Aux termes de l’article 25.1 du CCAG inclus dans le champ contractuel et versé aux débats, l’entreprise doit assister ou être valablement représentée aux réunions de chantier ordonnées par le maître d’œuvre, toute absence inscrite dans le compte-rendu de chantier hebdomadaire étant pénalisée sous forme d’indemnité fixée forfaitairement à 300 euros HT.
Par conséquent, la responsabilité de l’entreprise HARTE SE doit être retenue à ce titre.
I.D – Sur l’évaluation des préjudices :
Compte tenu de ce qui précède, seule l’absence de la société HARTE SE à la réunion de chantier du 17 juillet 2023 peut donner lieu à indemnisation, laquelle sera fixée à un montant de 300 euros HT, en application de l’article 25.1 du CCAG, le taux de la taxe à la valeur ajoutée applicable étant celui en vigueur au jour du présent jugement.
II – sur les demandes accessoires :
Aux termes de l’article 696 alinéa 1 du code de procédure civile : « La partie perdante est condamnée aux dépens, à moins que le juge, par décision motivée, n’en mette la totalité ou une fraction à la charge d’une autre partie. »

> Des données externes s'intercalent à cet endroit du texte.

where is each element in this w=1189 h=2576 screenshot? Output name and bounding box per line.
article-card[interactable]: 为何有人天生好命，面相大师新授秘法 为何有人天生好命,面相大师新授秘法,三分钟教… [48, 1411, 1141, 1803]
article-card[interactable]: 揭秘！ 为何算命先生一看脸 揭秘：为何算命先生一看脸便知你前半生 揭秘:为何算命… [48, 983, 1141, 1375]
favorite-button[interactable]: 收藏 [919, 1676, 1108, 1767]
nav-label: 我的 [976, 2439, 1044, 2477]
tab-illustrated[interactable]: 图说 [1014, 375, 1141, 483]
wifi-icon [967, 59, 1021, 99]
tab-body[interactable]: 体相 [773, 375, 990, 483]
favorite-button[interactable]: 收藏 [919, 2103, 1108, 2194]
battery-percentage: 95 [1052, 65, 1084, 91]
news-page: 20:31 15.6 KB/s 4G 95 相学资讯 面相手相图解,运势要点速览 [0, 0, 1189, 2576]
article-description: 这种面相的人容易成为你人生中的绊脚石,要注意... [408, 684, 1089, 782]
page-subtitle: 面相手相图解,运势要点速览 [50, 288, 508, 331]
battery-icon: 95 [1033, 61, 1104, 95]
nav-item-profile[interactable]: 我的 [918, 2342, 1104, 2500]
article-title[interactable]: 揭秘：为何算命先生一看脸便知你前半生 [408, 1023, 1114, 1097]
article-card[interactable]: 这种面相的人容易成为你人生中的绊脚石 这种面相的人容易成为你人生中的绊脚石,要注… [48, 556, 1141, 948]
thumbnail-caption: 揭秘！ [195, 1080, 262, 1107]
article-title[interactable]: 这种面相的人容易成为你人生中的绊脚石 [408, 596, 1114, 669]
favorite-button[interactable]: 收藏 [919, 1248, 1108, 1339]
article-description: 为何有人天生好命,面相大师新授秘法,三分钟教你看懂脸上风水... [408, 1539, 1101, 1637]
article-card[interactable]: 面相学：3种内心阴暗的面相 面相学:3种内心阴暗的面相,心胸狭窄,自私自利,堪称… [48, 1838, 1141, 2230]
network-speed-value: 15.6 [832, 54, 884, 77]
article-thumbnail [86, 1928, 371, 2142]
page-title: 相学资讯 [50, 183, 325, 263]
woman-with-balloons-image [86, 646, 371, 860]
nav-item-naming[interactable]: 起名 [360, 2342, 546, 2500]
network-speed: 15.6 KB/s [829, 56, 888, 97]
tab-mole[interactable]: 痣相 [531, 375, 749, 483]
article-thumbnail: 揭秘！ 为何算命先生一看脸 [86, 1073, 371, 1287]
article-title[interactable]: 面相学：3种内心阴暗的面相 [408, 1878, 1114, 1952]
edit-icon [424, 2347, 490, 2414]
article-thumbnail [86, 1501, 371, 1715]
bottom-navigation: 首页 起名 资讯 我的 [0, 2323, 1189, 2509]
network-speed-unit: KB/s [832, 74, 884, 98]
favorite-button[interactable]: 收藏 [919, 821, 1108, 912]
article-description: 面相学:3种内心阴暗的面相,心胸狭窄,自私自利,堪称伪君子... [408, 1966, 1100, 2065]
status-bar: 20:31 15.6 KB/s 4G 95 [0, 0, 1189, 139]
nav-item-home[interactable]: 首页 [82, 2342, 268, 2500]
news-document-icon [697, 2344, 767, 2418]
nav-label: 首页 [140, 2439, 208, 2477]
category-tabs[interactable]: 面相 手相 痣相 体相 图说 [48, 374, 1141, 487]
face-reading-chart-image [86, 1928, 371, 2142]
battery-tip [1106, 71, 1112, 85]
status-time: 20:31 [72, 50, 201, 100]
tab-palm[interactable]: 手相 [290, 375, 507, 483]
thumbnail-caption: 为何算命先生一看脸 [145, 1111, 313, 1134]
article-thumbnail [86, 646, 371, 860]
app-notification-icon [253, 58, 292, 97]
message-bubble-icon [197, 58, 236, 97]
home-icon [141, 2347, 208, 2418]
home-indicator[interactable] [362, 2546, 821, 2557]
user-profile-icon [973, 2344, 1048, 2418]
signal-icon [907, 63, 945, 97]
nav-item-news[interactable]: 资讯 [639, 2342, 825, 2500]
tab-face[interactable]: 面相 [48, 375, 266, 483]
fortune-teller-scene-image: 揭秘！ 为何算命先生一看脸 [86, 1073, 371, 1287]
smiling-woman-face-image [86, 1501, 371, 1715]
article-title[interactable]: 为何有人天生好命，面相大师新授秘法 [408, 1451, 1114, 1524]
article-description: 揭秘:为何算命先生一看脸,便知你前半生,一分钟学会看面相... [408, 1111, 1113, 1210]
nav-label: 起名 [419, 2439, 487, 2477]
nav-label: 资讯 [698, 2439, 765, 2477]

Aux termes de l’article 699 du même code : « Les avocats peuvent, dans les matières où leur ministère est obligatoire, demander que la condamnation aux dépens soit assortie à leur profit du droit de recouvrer directement contre la partie condamnée ceux des dépens dont ils ont fait l’avance sans avoir reçu provision.
La partie contre laquelle le recouvrement est poursuivi peut toutefois déduire, par compensation légale, le montant de sa créance de dépens. »
Aux termes de l’article 700 alinéas 1 et 2 du même code : « Le juge condamne la partie tenue aux dépens ou qui perd son procès à payer :
1° A l’autre partie la somme qu’il détermine, au titre des frais exposés et non compris dans les dépens ;
2° Et, le cas échéant, à l’avocat du bénéficiaire de l’aide juridictionnelle partielle ou totale une somme au titre des honoraires et frais, non compris dans les dépens, que le bénéficiaire de l’aide aurait exposés s’il n’avait pas eu cette aide. Dans ce cas, il est procédé comme il est dit aux alinéas 3 et 4 de l’article 37 de la loi n° 91-647 du 10 juillet 1991.
Dans tous les cas, le juge tient compte de l’équité ou de la situation économique de la partie condamnée. Il peut, même d’office, pour des raisons tirées des mêmes considérations, dire qu’il n’y a pas lieu à ces condamnations. »
Compte tenu de ce qui précède, il y a lieu de condamner le liquidateur judiciaire de l’entreprise HARTE SE aux dépens, dont distraction au profit du conseil de la demanderesse en vertu des dispositions de l’article 699 du code de procédure civile.
En équité, eu égard à la situation économique des parties, il n’y a pas lieu de faire droit aux demandes formées au titre des frais irrépétibles.
PAR CES MOTIFS,
Le tribunal, statuant publiquement, par jugement réputé contradictoire, mis à disposition au greffe et en premier ressort ;
Constate l’existence d’une créance de la société SNC [Adresse 12] sur la société HARTE SE représentée par son liquidateur judiciaire la SAS LES MANDATAIRES prise en la personne de Maître [L] [E], d’un montant de 300 euros HT, le taux de la taxe à la valeur ajoutée applicable étant celui en vigueur au jour du présent jugement ;
Renvoie les parties devant le juge commissaire du tribunal de commerce de Marseille afin qu’il statue sur l’admission de ladite créance ;
Condamne la SAS LES MANDATAIRES prise en la personne de Maître [L] [E] en qualité de liquidateur judiciaire de la société HARTE SE aux dépens, dont distraction au profit du conseil de la société SNC [Adresse 12] en vertu des dispositions de l’article 699 du code de procédure civile ;
Rejette les demandes formulées au titre des frais irrépétibles ;
Rappelle que l’exécution provisoire est de droit.